We had reached the Cessna. Juliet shot me a disapproving look—not really a surprise, as that seemed to be her default facial expression—and moved to climb into the pilot’s seat, leaving the rest of us with no real choice but to follow. This time, Jack took the copilot’s seat, leaving Olivia in the back with me. I wasn’t sure whether that was a good thing or not. I didn’t have the chance to ask; the engine roared to life, and any chance of a normal discussion died in the ensuing din. We all clapped our headphones on to save our hearing, dulling the sound of the engines to a bearable roar. In a matter of minutes, we were thundering down the runway like we were making a bet with God: takeoff or death.

This time, the laws of physics voted in our favor, and we rose, only jerking slightly, into the waiting nighttime sky.
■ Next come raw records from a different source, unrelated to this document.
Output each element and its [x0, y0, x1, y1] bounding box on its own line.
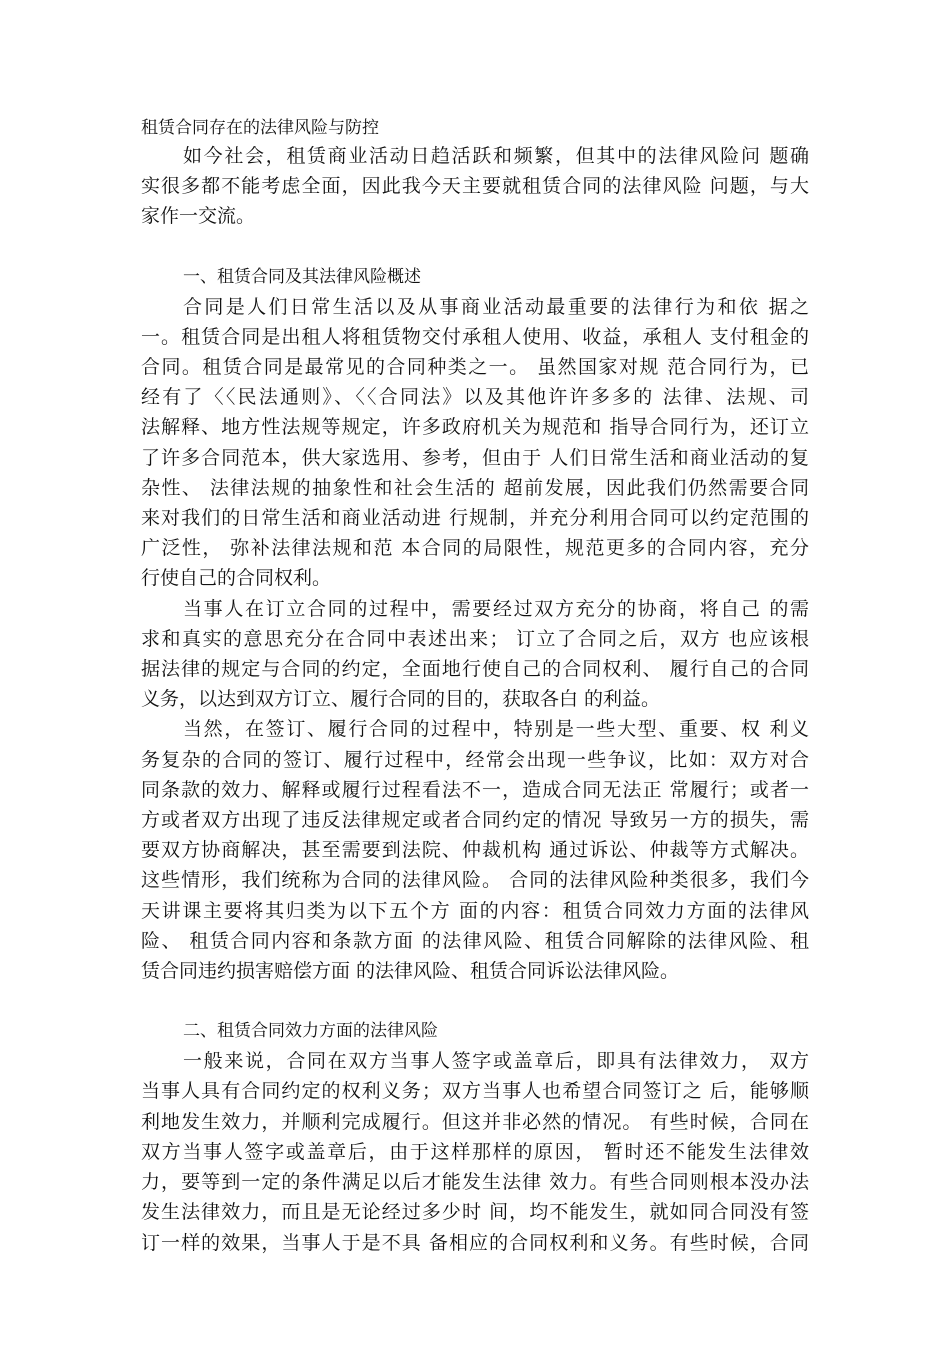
text-line: 当事人具有合同约定的权利义务；双方当事人也希望合同签订之 后，能够顺	[141, 1080, 809, 1103]
section1-paragraph-1	[141, 292, 809, 594]
section2-paragraph-1	[141, 1046, 809, 1257]
text-line: 了许多合同范本，供大家选用、参考，但由于 人们日常生活和商业活动的复	[141, 446, 809, 469]
document-page	[141, 115, 809, 1258]
section1-paragraph-2	[141, 594, 809, 715]
text-line: 双方当事人签字或盖章后，由于这样那样的原因， 暂时还不能发生法律效	[141, 1140, 809, 1163]
text-line: 要双方协商解决，甚至需要到法院、仲裁机构 通过诉讼、仲裁等方式解决。	[141, 839, 809, 862]
text-line: 实很多都不能考虑全面，因此我今天主要就租赁合同的法律风险 问题，与大	[141, 175, 809, 198]
text-line: 天讲课主要将其归类为以下五个方 面的内容：租赁合同效力方面的法律风	[141, 899, 809, 922]
text-line: 赁合同违约损害赔偿方面 的法律风险、租赁合同诉讼法律风险。	[141, 960, 680, 983]
blank-line	[141, 986, 809, 1016]
blank-line	[141, 232, 809, 262]
text-line: 家作一交流。	[141, 205, 256, 228]
text-line: 险、 租赁合同内容和条款方面 的法律风险、租赁合同解除的法律风险、租	[141, 929, 809, 952]
text-line: 法解释、地方性法规等规定，许多政府机关为规范和 指导合同行为，还订立	[141, 416, 809, 439]
text-line: 合同是人们日常生活以及从事商业活动最重要的法律行为和依 据之	[183, 295, 809, 318]
text-line: 当然，在签订、履行合同的过程中，特别是一些大型、重要、权 利义	[183, 718, 809, 741]
document-title: 租赁合同存在的法律风险与防控	[141, 118, 379, 138]
text-line: 力，要等到一定的条件满足以后才能发生法律 效力。有些合同则根本没办法	[141, 1171, 809, 1194]
intro-paragraph	[141, 141, 809, 232]
section-heading-1: 一、租赁合同及其法律风险概述	[183, 266, 421, 287]
text-line: 求和真实的意思充分在合同中表述出来； 订立了合同之后，双方 也应该根	[141, 627, 809, 650]
section1-paragraph-3	[141, 714, 809, 986]
text-line: 一。租赁合同是出租人将租赁物交付承租人使用、收益，承租人 支付租金的	[141, 325, 809, 348]
text-line: 义务，以达到双方订立、履行合同的目的，获取各白 的利益。	[141, 688, 661, 711]
text-line: 广泛性， 弥补法律法规和范 本合同的局限性，规范更多的合同内容，充分	[141, 537, 809, 560]
text-line: 经有了〈〈民法通则》、〈〈合同法》以及其他许许多多的 法律、法规、司	[141, 386, 809, 409]
text-line: 同条款的效力、解释或履行过程看法不一，造成合同无法正 常履行；或者一	[141, 778, 809, 801]
text-line: 杂性、 法律法规的抽象性和社会生活的 超前发展，因此我们仍然需要合同	[141, 476, 809, 499]
text-line: 来对我们的日常生活和商业活动进 行规制，并充分利用合同可以约定范围的	[141, 507, 809, 530]
text-line: 方或者双方出现了违反法律规定或者合同约定的情况 导致另一方的损失，需	[141, 809, 809, 832]
text-line: 这些情形，我们统称为合同的法律风险。 合同的法律风险种类很多，我们今	[141, 869, 809, 892]
text-line: 务复杂的合同的签订、履行过程中，经常会出现一些争议，比如：双方对合	[141, 748, 809, 771]
text-line: 据法律的规定与合同的约定，全面地行使自己的合同权利、 履行自己的合同	[141, 658, 809, 681]
text-line: 发生法律效力，而且是无论经过多少时 间，均不能发生，就如同合同没有签	[141, 1201, 809, 1224]
text-line: 订一样的效果，当事人于是不具 备相应的合同权利和义务。有些时候，合同	[141, 1231, 809, 1254]
text-line: 合同。租赁合同是最常见的合同种类之一。 虽然国家对规 范合同行为，已	[141, 356, 809, 379]
text-line: 一般来说，合同在双方当事人签字或盖章后，即具有法律效力， 双方	[183, 1050, 809, 1073]
text-line: 当事人在订立合同的过程中，需要经过双方充分的协商，将自己 的需	[183, 597, 809, 620]
text-line: 如今社会，租赁商业活动日趋活跃和频繁，但其中的法律风险问 题确	[183, 145, 809, 167]
text-line: 行使自己的合同权利。	[141, 567, 332, 590]
section-heading-2: 二、租赁合同效力方面的法律风险	[183, 1021, 438, 1042]
text-line: 利地发生效力，并顺利完成履行。但这并非必然的情况。 有些时候，合同在	[141, 1110, 809, 1133]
The noise in the plane didn’t go down by much just because we were in the air. I glanced to Olivia and saw that she had produced a pair of noise-canceling headphones substantially more sophisticated than the plane’s default equipment, clamping them over her ears to block out the sound of the engines.

Conversation was out. There wasn’t much to do, beyond going back to sleep or finishing my reading, and so I voted for the option that came with less unconsciousness.
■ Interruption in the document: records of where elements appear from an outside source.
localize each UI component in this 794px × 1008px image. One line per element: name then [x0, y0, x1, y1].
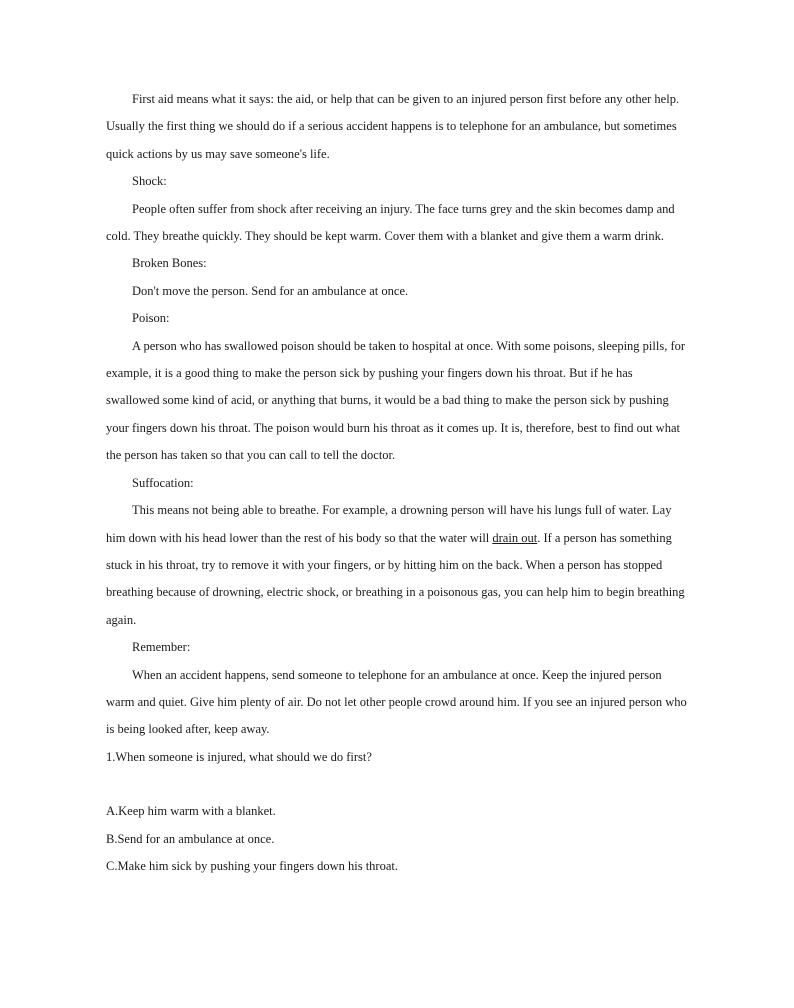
shock-paragraph: People often suffer from shock after receiving an injury. The face turns grey and the skin becomes damp and cold. They breathe quickly. They should be kept warm. Cover them with a blanket and give them a warm drink. [106, 201, 675, 244]
question-1-option-b: B.Send for an ambulance at once. [106, 831, 275, 846]
remember-heading: Remember: [132, 640, 191, 655]
suffocation-paragraph [106, 497, 688, 634]
poison-paragraph: A person who has swallowed poison should be taken to hospital at once. With some poisons, sleeping pills, for example, it is a good thing to make the person sick by pushing your fingers down his throat. But if he has swallowed some kind of acid, or anything that burns, it would be a bad thing to make the person sick by pushing your fingers down his throat. The poison would burn his throat as it comes up. It is, therefore, best to find out what the person has taken so that you can call to tell the doctor. [106, 338, 686, 463]
poison-heading: Poison: [132, 311, 170, 326]
suffocation-text-before: This means not being able to breathe. For example, a drowning person will have his lungs full of water. Lay him down with his head lower than the rest of his body so that the water will [106, 503, 672, 545]
remember-paragraph: When an accident happens, send someone to telephone for an ambulance at once. Keep the injured person warm and quiet. Give him plenty of air. Do not let other people crowd around him. If you see an injured person who is being looked after, keep away. [106, 667, 687, 737]
question-1-option-c: C.Make him sick by pushing your fingers down his throat. [106, 858, 398, 873]
broken-bones-paragraph: Don't move the person. Send for an ambulance at once. [132, 283, 409, 298]
document-body [106, 86, 688, 880]
shock-heading: Shock: [132, 174, 167, 189]
suffocation-heading: Suffocation: [132, 475, 194, 490]
suffocation-text-after: . If a person has something stuck in his throat, try to remove it with your fingers, or by hitting him on the back. When a person has stopped breathing because of drowning, electric shock, or breathing in a poisonous gas, you can help him to begin breathing again. [106, 530, 685, 627]
intro-paragraph: First aid means what it says: the aid, or help that can be given to an injured person first before any other help. Usually the first thing we should do if a serious accident happens is to telephone for an ambulance, but sometimes quick actions by us may save someone's life. [106, 92, 680, 161]
question-1-option-a: A.Keep him warm with a blanket. [106, 804, 276, 819]
question-1-stem: 1.When someone is injured, what should we do first? [106, 749, 372, 764]
underlined-phrase: drain out [492, 530, 538, 545]
broken-bones-heading: Broken Bones: [132, 256, 207, 271]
The fence allowed a détente between the people who would happily have slaughtered every living thing in Australia for the sake of saving human lives and the people who were responsible for the “shoot a koala, go to jail” legislation that had so puzzled me earlier. Locking the infected animals behind the fence allowed them to live without becoming a danger to humanity. My documentation included several pages listing the circumstances under which it was acceptable to shoot or tranquilize an infected animal contained by the fence; these included things like “there were too many of them and they posed a structural danger,” “we needed to cull the big males from the mob,” and “breeding.”

That last one stopped me for a moment. I ran a search on the document, finally finding a half page of text that detailed the ongoing efforts to maintain the kangaroo population through controlled breeding. Infected males were likely to kill females, rather than breeding with them, and joeys were constantly in danger from infected individuals of both sexes—although female kangaroos had proven surprisingly unwilling to eat joeys who were still in the pouch, possibly because their mental acuity had dwindled to the point where they could no longer tell their infants apart from their own bodies. Even the infected did not indulge in auto-cannibalism. So instead of trusting everything to nature, the Australian Wildlife Department would sometimes go to the fence, tranquilize male kangaroos, and take sperm samples for later use.